When we pick back up with the stalwart viceroy, he is capably fulfilling his assigned duties, although also beginning to make arrangements to step back from power himself. In time, he too departs from the familiar bounds of Solaara to go traveling: sometimes on his own, sometimes with one or more companions, and eventually into the heightened mystical realm of his people’s mythology. In the process, he claims his place as an epic hero in his own right, as well as an equal partner for the man he’d long served with such tender fealty.
Yes, this is a romance, albeit a pretty slow burn. I’d argue that was always/only a possible reading of the men’s dynamic in the last book, but this volume pushes it further into an explicit love story. Kip loves the ex-emperor — whose identity is more complicated than readers who skipped over the peripheral entries may realize — and will go to extraordinary lengths to prove himself worthy of him in return. Both figures, as it happens, are attempting to navigate that shift in their relationship, and a lot of the ensuing plot involves the two of them having a series of frank conversations tentatively feeling out one another and their respective traumas and misconceptions.

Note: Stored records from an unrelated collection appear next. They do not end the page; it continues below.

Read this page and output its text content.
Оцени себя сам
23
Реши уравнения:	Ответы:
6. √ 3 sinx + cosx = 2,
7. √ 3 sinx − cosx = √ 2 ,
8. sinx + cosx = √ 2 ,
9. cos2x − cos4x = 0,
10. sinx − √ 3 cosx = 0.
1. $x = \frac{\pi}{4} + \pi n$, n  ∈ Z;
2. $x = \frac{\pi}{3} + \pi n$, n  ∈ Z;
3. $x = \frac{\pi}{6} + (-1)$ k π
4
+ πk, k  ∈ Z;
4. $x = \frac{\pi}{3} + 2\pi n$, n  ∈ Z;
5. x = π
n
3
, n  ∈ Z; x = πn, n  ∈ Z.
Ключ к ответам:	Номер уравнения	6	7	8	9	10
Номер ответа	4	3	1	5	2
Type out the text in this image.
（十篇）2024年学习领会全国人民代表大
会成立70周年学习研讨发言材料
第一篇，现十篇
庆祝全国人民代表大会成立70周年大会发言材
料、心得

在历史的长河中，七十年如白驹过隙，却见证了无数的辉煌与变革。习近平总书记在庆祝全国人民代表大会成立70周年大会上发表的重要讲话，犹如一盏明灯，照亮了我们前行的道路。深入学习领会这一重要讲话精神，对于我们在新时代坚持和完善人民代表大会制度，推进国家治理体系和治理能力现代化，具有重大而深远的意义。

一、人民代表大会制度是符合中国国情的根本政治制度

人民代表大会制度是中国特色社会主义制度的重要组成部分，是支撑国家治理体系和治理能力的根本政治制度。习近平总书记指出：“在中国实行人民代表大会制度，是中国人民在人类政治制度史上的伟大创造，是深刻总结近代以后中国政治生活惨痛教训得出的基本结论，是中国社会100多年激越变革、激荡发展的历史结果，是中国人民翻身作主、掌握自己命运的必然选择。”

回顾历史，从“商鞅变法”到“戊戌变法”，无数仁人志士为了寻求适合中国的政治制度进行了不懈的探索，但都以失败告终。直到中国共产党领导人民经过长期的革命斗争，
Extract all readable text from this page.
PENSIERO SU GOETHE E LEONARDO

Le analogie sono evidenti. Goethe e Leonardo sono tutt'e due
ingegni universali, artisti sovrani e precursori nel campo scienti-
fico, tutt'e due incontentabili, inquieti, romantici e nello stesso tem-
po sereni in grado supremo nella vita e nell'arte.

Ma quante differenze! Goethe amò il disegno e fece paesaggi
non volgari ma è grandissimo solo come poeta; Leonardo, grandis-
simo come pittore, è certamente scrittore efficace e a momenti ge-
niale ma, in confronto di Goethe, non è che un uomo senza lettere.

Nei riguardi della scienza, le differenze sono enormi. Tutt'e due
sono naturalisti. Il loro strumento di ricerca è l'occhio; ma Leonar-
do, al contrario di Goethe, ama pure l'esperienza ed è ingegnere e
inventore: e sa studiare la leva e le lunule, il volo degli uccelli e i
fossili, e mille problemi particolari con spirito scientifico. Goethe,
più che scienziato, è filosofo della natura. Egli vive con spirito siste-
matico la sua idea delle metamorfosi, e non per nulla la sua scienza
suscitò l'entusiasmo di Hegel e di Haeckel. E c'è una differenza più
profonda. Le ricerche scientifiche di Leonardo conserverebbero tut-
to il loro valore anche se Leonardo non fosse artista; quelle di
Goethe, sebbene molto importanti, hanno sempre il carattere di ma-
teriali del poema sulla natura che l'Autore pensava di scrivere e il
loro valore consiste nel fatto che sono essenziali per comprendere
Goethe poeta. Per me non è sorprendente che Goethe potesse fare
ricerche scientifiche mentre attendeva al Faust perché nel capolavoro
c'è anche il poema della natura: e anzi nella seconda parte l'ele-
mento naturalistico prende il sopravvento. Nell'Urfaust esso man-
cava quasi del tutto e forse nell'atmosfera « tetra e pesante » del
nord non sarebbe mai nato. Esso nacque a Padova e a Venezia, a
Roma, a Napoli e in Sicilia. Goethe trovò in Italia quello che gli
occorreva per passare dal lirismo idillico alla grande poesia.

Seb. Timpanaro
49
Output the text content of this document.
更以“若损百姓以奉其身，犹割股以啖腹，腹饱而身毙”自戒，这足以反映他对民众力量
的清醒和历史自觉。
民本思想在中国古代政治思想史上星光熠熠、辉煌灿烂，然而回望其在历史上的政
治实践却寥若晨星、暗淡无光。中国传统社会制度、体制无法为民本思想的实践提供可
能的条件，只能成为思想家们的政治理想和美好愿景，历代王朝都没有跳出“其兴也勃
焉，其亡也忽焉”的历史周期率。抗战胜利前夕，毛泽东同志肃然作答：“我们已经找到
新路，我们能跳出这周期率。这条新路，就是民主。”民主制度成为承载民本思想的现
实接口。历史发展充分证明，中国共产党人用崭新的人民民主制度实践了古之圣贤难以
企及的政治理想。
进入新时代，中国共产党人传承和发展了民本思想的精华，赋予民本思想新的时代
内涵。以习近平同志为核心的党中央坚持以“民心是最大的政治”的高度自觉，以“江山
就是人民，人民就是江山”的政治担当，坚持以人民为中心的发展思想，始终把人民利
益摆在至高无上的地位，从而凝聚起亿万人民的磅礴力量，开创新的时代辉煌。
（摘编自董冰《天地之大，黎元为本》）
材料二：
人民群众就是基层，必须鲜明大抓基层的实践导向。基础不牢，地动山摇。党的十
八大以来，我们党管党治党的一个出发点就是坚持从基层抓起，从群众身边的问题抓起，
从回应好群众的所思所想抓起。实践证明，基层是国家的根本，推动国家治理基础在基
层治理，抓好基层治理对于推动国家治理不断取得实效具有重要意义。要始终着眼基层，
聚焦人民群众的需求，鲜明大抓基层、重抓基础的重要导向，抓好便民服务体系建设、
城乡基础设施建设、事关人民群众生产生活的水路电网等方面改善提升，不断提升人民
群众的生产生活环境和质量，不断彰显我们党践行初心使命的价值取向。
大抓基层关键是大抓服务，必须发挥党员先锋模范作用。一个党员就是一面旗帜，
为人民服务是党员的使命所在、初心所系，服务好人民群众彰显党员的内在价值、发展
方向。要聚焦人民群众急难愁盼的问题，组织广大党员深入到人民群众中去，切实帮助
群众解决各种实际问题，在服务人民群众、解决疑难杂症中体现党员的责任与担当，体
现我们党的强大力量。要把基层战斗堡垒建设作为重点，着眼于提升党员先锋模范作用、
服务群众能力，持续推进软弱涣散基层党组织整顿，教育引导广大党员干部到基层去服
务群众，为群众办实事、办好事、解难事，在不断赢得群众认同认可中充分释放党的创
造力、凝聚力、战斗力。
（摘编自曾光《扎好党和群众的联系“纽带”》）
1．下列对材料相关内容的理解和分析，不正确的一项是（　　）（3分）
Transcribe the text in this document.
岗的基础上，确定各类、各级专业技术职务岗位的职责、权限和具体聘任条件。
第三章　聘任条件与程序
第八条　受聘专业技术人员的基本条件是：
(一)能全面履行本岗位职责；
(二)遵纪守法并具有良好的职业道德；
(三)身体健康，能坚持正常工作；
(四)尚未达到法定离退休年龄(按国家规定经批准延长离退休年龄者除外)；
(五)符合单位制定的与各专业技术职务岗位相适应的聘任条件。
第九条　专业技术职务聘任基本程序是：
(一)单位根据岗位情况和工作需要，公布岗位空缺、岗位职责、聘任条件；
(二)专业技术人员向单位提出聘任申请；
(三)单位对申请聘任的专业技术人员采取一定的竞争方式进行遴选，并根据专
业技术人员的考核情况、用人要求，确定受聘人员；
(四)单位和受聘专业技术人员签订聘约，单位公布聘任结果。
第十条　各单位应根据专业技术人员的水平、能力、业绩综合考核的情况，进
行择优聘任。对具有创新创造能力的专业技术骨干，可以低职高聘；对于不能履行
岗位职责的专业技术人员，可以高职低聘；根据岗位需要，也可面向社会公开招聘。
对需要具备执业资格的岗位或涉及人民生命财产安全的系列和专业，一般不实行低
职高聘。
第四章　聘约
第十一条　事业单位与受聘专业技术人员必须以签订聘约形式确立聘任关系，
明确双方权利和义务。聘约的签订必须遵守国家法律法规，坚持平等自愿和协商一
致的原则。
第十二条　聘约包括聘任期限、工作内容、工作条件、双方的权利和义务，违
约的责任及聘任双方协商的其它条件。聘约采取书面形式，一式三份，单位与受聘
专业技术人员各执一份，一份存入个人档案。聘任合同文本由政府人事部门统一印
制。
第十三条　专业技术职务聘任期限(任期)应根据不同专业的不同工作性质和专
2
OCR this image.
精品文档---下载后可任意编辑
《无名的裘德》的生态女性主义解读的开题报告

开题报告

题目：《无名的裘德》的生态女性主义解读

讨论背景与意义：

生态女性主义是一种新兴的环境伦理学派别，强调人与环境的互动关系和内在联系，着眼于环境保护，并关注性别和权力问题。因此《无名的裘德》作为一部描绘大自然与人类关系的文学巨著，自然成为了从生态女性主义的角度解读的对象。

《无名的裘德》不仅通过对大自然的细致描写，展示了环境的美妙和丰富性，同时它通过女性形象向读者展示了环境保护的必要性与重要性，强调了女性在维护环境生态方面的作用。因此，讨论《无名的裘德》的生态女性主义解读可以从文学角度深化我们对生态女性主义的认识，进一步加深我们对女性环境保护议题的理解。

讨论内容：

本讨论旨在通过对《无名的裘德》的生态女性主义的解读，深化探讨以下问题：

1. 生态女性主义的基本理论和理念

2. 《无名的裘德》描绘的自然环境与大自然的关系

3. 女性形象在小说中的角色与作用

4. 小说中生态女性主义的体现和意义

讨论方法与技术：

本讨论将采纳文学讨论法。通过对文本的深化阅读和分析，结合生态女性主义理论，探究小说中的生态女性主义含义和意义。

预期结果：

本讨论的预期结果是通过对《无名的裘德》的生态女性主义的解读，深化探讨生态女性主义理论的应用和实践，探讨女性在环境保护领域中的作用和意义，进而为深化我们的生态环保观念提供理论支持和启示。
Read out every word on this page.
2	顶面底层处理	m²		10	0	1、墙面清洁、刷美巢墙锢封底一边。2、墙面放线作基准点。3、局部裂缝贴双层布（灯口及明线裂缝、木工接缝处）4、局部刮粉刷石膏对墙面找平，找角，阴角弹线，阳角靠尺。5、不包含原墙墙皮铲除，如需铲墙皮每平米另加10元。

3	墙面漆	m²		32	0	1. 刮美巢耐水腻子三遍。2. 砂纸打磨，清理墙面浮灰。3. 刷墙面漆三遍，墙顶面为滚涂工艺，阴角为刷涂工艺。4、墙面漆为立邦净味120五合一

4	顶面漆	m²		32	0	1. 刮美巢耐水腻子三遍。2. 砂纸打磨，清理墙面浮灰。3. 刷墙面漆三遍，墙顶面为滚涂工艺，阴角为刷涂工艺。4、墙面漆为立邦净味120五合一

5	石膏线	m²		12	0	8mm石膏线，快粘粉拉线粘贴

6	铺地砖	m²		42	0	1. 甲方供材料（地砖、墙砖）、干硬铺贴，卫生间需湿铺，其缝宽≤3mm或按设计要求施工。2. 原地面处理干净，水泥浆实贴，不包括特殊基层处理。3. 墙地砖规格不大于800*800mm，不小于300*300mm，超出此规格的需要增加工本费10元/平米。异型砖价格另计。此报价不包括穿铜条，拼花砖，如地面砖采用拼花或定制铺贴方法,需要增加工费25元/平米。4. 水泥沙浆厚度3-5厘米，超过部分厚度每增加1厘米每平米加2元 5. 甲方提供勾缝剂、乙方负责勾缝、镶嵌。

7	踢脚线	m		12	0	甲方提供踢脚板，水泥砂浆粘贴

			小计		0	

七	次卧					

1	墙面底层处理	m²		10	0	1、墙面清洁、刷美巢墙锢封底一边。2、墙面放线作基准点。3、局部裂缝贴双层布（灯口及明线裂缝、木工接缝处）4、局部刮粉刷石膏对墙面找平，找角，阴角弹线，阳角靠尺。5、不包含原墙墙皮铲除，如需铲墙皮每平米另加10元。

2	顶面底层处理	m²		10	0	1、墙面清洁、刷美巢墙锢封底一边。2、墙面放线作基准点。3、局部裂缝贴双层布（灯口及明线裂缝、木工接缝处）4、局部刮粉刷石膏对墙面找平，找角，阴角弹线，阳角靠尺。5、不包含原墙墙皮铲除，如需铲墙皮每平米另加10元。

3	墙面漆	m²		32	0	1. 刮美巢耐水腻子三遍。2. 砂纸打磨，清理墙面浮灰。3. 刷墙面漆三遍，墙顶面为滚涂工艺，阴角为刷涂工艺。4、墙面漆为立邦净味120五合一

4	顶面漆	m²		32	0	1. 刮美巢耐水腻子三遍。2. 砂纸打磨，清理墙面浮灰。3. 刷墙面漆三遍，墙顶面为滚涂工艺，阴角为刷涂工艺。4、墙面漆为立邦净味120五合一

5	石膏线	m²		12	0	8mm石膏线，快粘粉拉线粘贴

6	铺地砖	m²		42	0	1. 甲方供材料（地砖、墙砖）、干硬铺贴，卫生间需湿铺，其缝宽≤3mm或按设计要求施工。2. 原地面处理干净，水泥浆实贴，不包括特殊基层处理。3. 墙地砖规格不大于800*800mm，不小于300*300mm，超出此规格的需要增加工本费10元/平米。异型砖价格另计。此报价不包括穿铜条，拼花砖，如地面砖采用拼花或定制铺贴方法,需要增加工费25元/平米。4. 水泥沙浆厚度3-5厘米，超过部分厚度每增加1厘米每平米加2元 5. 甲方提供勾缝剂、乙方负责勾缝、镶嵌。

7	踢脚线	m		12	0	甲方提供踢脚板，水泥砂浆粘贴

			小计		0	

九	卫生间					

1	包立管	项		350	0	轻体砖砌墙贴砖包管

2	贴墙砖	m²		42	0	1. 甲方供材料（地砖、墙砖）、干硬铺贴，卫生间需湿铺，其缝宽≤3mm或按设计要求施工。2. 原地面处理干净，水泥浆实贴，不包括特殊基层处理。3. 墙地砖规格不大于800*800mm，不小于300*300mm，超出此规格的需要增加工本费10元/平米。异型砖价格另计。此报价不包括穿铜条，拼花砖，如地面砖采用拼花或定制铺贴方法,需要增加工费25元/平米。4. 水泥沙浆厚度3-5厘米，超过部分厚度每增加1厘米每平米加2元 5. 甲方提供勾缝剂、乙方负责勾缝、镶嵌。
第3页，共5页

One specific sticking point is that Cliopher is asexual, and the islander finds he has trouble articulating the sort of intimacy he’s looking for without hurting his would-be lover in rejecting his physical advances.
It’s thrilling to see them gradually emerge from those talks and establish themselves as a true romantic couple, and not only for the continued queernormativity of this cozy fantasy saga. (In so many ways, this is everything I wanted and never quite got from Robin Hobb’s Fitz and the Fool sequence. There are references to homophobia — and transphobia including deadnaming — but in the firm context of historical wrongs that have thankfully been set aside.) Their journeys together and apart read like a fairy tale filtered through the distinctive cultural lens of the Wide Sea Islanders, whose Polynesian-inspired traditions are even more prominent here than before. We get answers to a few longstanding mysteries, appearances from beloved favorites in all their domestic bliss, and of course significant promises of even further excitement ahead.
It’s a messy work of necessity, transitioning from the quiet political rhythms of the previous installment to this grand nautical adventure. Early on, the hero spends an extended interlude in a parallel reality where his past self made a different choice at some key juncture, which is a genre switch that’s mostly earned but can likewise seem a little jarring in the moment. As a result I don’t ultimately feel the novel is as strong or cohesive as its predecessor, but I’ve definitely still enjoyed it and am already looking forward to my next reread of that one with the knowledge of the closeness these two lonely souls will someday attain.